Le quotidien régional a lancé une expérimentation pour que ChatGPT assiste les secrétaires de rédaction pour couper les articles, les titrer etc. Bilan : un gain de temps, selon la direction, même si les syndicats sont plus mesurés. D’autres expérimentations vont être lancées.
Des journalistes entièrement secondés par des robots. Dans les locaux de « l’Est Républicain », une partie des secrétaires de rédaction ont travaillé avec ChatGPT… pour le meilleur, et quelquefois le pire.
L’expérimentation, qui avait débuté à l’automne dans une édition locale de Meurthe-et-Moselle et fait du bruit dans le milieu de la presse en étant le premier test grandeur nature vient de s’achever.

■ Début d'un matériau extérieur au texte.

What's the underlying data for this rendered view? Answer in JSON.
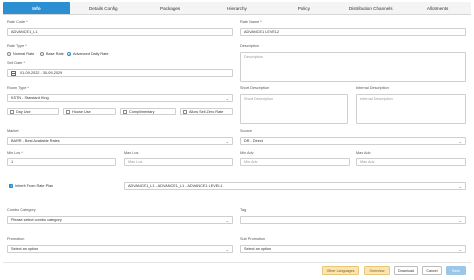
{
  "tabs": [
    "Info",
    "Details Config",
    "Packages",
    "Hierarchy",
    "Policy",
    "Distribution Channels",
    "Allotments"
  ],
  "rate_code": {
    "label": "Rate Code *",
    "value": "ADVANCE1_L1"
  },
  "rate_name": {
    "label": "Rate Name *",
    "value": "ADVANCE1 LEVEL2"
  },
  "rate_type": {
    "label": "Rate Type *",
    "options": [
      "Normal Rate",
      "Base Rate",
      "Advanced Daily Rate"
    ],
    "selected": "Advanced Daily Rate"
  },
  "description": {
    "label": "Description",
    "placeholder": "Description"
  },
  "sell_date": {
    "label": "Sell Date *",
    "value": "01-09-2022 - 30-09-2029"
  },
  "room_type": {
    "label": "Room Type *",
    "value": "KSTN - Standard King"
  },
  "short_description": {
    "label": "Short Description",
    "placeholder": "Short Description"
  },
  "internal_description": {
    "label": "Internal Description",
    "placeholder": "Internal Description"
  },
  "checkboxes": [
    {
      "label": "Day Use",
      "checked": false
    },
    {
      "label": "House Use",
      "checked": false
    },
    {
      "label": "Complimentary",
      "checked": false
    },
    {
      "label": "Allow Sell Zero Rate",
      "checked": false
    }
  ],
  "market": {
    "label": "Market",
    "value": "BARR - Best Available Rates"
  },
  "source": {
    "label": "Source",
    "value": "DR - Direct"
  },
  "min_los": {
    "label": "Min Los *",
    "value": "1"
  },
  "max_los": {
    "label": "Max Los",
    "placeholder": "Max Los"
  },
  "min_adv": {
    "label": "Min Adv",
    "placeholder": "Min Adv"
  },
  "max_adv": {
    "label": "Max Adv",
    "placeholder": "Max Adv"
  },
  "inherit": {
    "label": "Inherit From Rate Plan",
    "checked": true,
    "value": "ADVANCE1_L1 - ADVANCE1_L1 - ADVANCE1 LEVEL1"
  },
  "combo_category": {
    "label": "Combo Category",
    "value": "Please select combo category"
  },
  "tag": {
    "label": "Tag",
    "value": ""
  },
  "promotion": {
    "label": "Promotion",
    "value": "Select an option"
  },
  "sub_promotion": {
    "label": "Sub Promotion",
    "value": "Select an option"
  },
  "buttons": {
    "other_languages": "Other Languages",
    "overview": "Overview",
    "download": "Download",
    "cancel": "Cancel",
    "save": "Save"
  },
  "colors": {
    "accent": "#2c8fd1",
    "warn_bg": "#fbe6b3",
    "primary_disabled": "#9cc6e8"
  }
}
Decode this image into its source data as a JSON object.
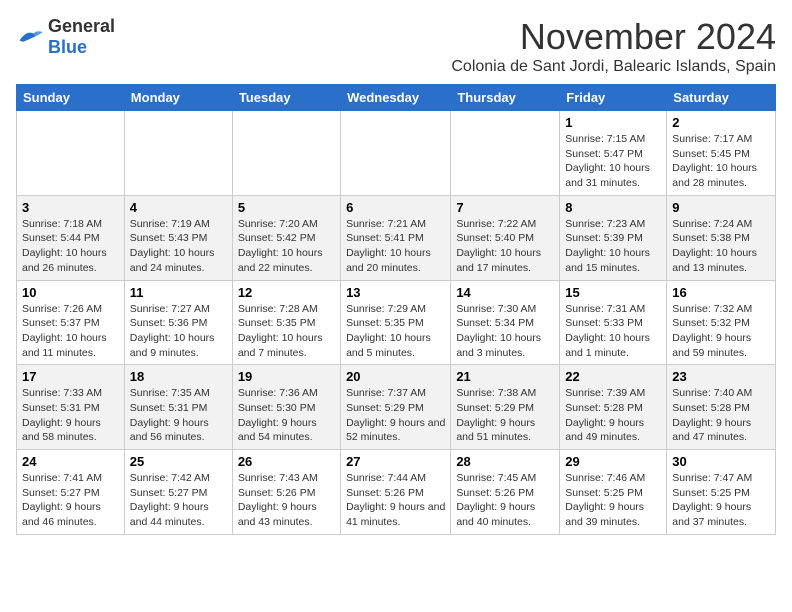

Premier bilan : « les résultats sont prometteurs », assure Christophe Mahieu, directeur général de « L’Est Républicain », du « Républicain Lorrain », et de « Vosges Matin ». A tel point que le groupe Ebra veut lancer d’autres expérimentations.
Concrètement, une dizaine de secrétaires de rédaction volontaires ont travaillé pendant trois mois avec ChatGPT 3.5 puis ChatGPT 4 (version payante). Il était demandé au départ au robot d’agir comme un secrétaire de rédaction, c’est-à-dire de titrer les papiers, les corriger, les adapter au format ou encore faire des propositions d’attaques en début d’article etc. Et, ce, sur les papiers des correspondants locaux, des journalistes non professionnels couvrant les fêtes locales, les conseils municipaux, des matchs etc.
Un gain de temps mais des hallucinations et erreurs
Au total, quelque 700 articles ont été corrigés par le robot d’OpenAI, sous supervision humaine. « On observe une fiabilité dans la correction, un gain de temps, qui peut être de quelques minutes par texte », explique le dirigeant. Précision importante dans un contexte où les éditeurs cherchent à se faire rémunérer pour l’utilisation de leurs contenus : les textes n’étaient pas utilisés pour l’entraînement du robot d’OpenAI, avait assuré l’entreprise.
La direction ne peut nier toutefois quelques hallucinations et erreurs, notamment sur les noms des communes, des citations de personnes mal coupées ou modifiées. Mais aussi, des biais comme un ton moralisateur ou la tentation de faire des conclusions. Et même quelques « perles », selon un journaliste de la rédaction. L’un d’entre eux a ainsi demandé à un robot d’IA (qui n’était pas ChatGPT) de lui suggérer une phrase accrocheuse pour présenter un article sur les réseaux sociaux mi février, au sujet d’une Péruvienne qui a coupé le pénis de son compagnon. Et au logiciel de répondre : « Et joyeuse Saint-Valentin à tous ! ».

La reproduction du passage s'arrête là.